Gus Zidan menarik sabuk pengaman pada Ning Ma'wa yang asik memakan permen lolipopnya.

"Kepala rumah sakit memberikan abang cuti tiga hari, mungkin karena abang selalu merawat pasien abang dengan sangat baik makanya Dokter Panji memberikan kesempatan abang untuk berlibur."

"Heleh!" teriak Gus Raffa meledek. "Sombong!"

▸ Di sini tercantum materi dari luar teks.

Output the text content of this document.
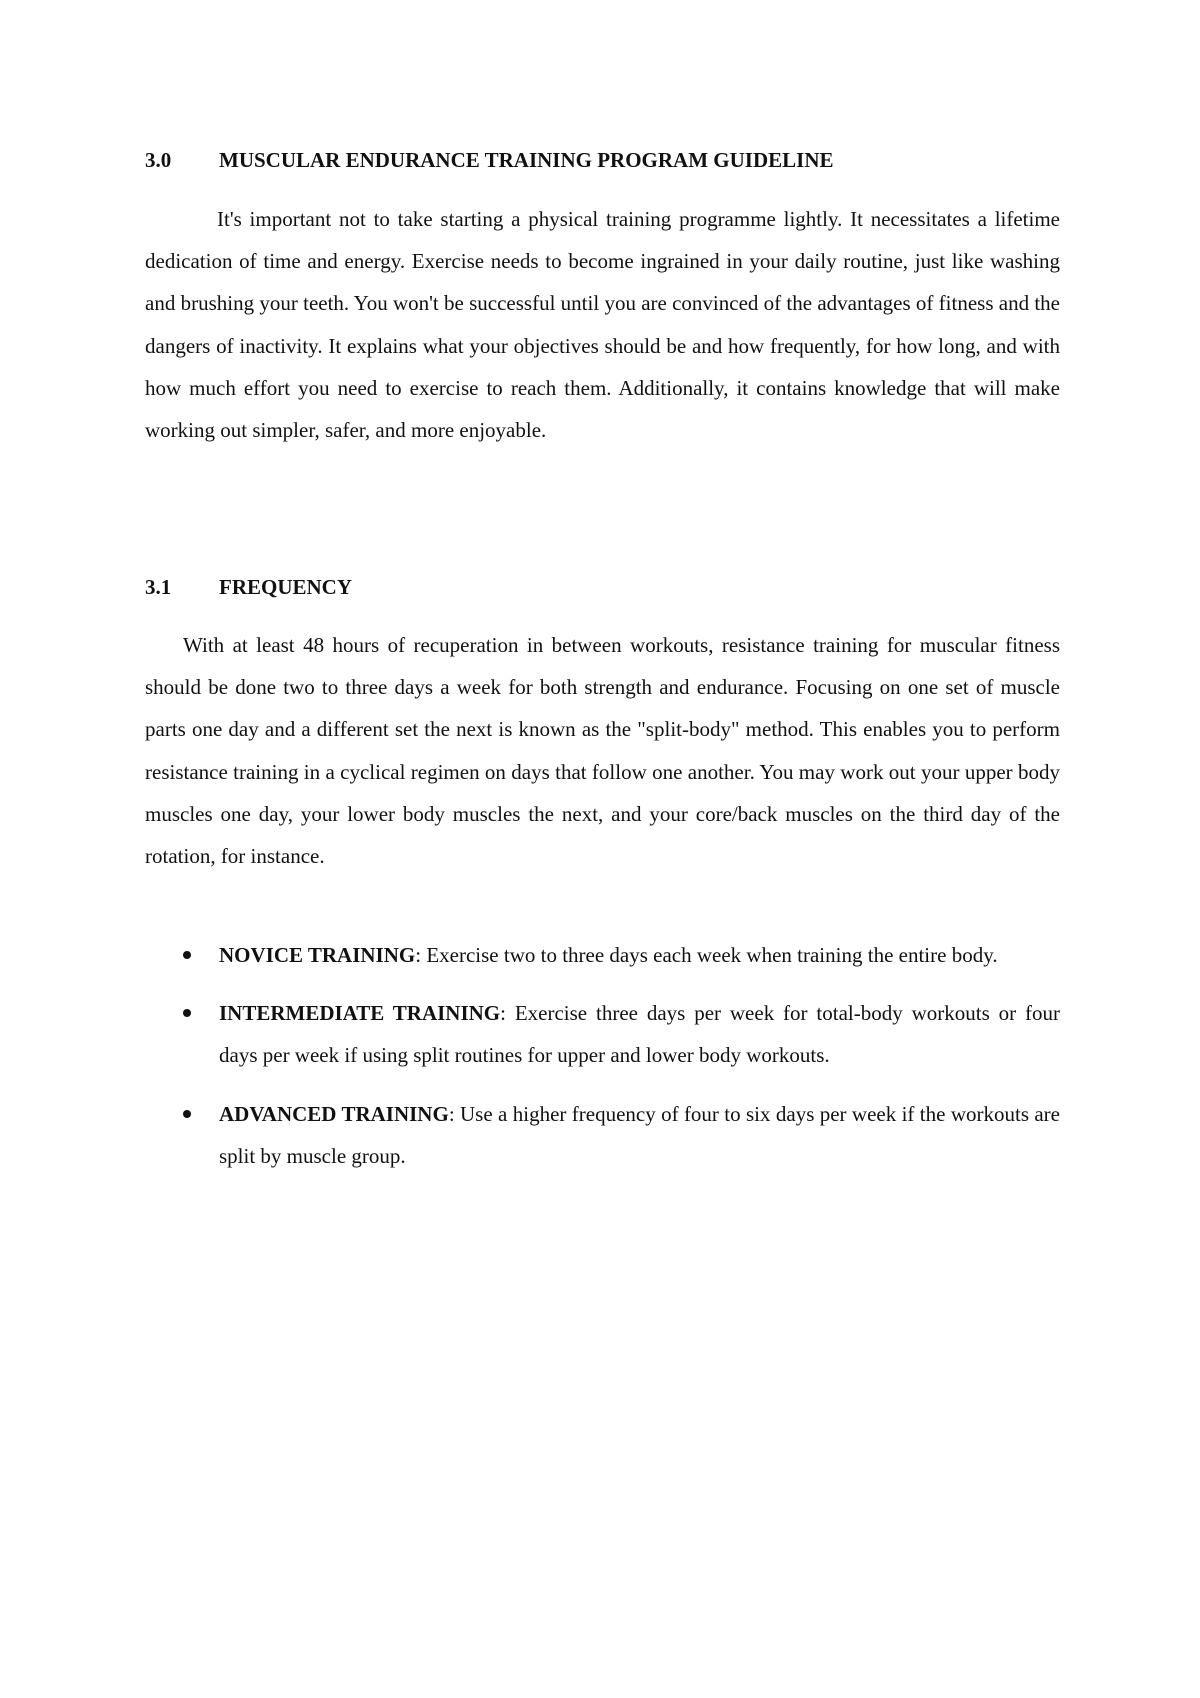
3.0 MUSCULAR ENDURANCE TRAINING PROGRAM GUIDELINE

It's important not to take starting a physical training programme lightly. It necessitates a lifetime dedication of time and energy. Exercise needs to become ingrained in your daily routine, just like washing and brushing your teeth. You won't be successful until you are convinced of the advantages of fitness and the dangers of inactivity. It explains what your objectives should be and how frequently, for how long, and with how much effort you need to exercise to reach them. Additionally, it contains knowledge that will make working out simpler, safer, and more enjoyable.

3.1 FREQUENCY

With at least 48 hours of recuperation in between workouts, resistance training for muscular fitness should be done two to three days a week for both strength and endurance. Focusing on one set of muscle parts one day and a different set the next is known as the "split-body" method. This enables you to perform resistance training in a cyclical regimen on days that follow one another. You may work out your upper body muscles one day, your lower body muscles the next, and your core/back muscles on the third day of the rotation, for instance.

NOVICE TRAINING: Exercise two to three days each week when training the entire body.
INTERMEDIATE TRAINING: Exercise three days per week for total-body workouts or four days per week if using split routines for upper and lower body workouts.
ADVANCED TRAINING: Use a higher frequency of four to six days per week if the workouts are split by muscle group.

Gus Rayhan dan Ning Rara berjalan kearah mereka dengan membawa perlengkapan barang bawaan kebelakang bagasi.

"Susu Ning Ma'wa sudah kamu ambil Fi?" tanya Ning Rara pada anak keduanya. Anak berusia 10 tahun itu mengangguk lalu mengangkat botol susu yang sengaja ia kalungi di lehernya.

"Awas kamu Fi! Susu Ning Ma'wa jangan kamu minum lagi!" sentak Gus Zidan membuat Gus Raffi mengacungkan jari tengahnya.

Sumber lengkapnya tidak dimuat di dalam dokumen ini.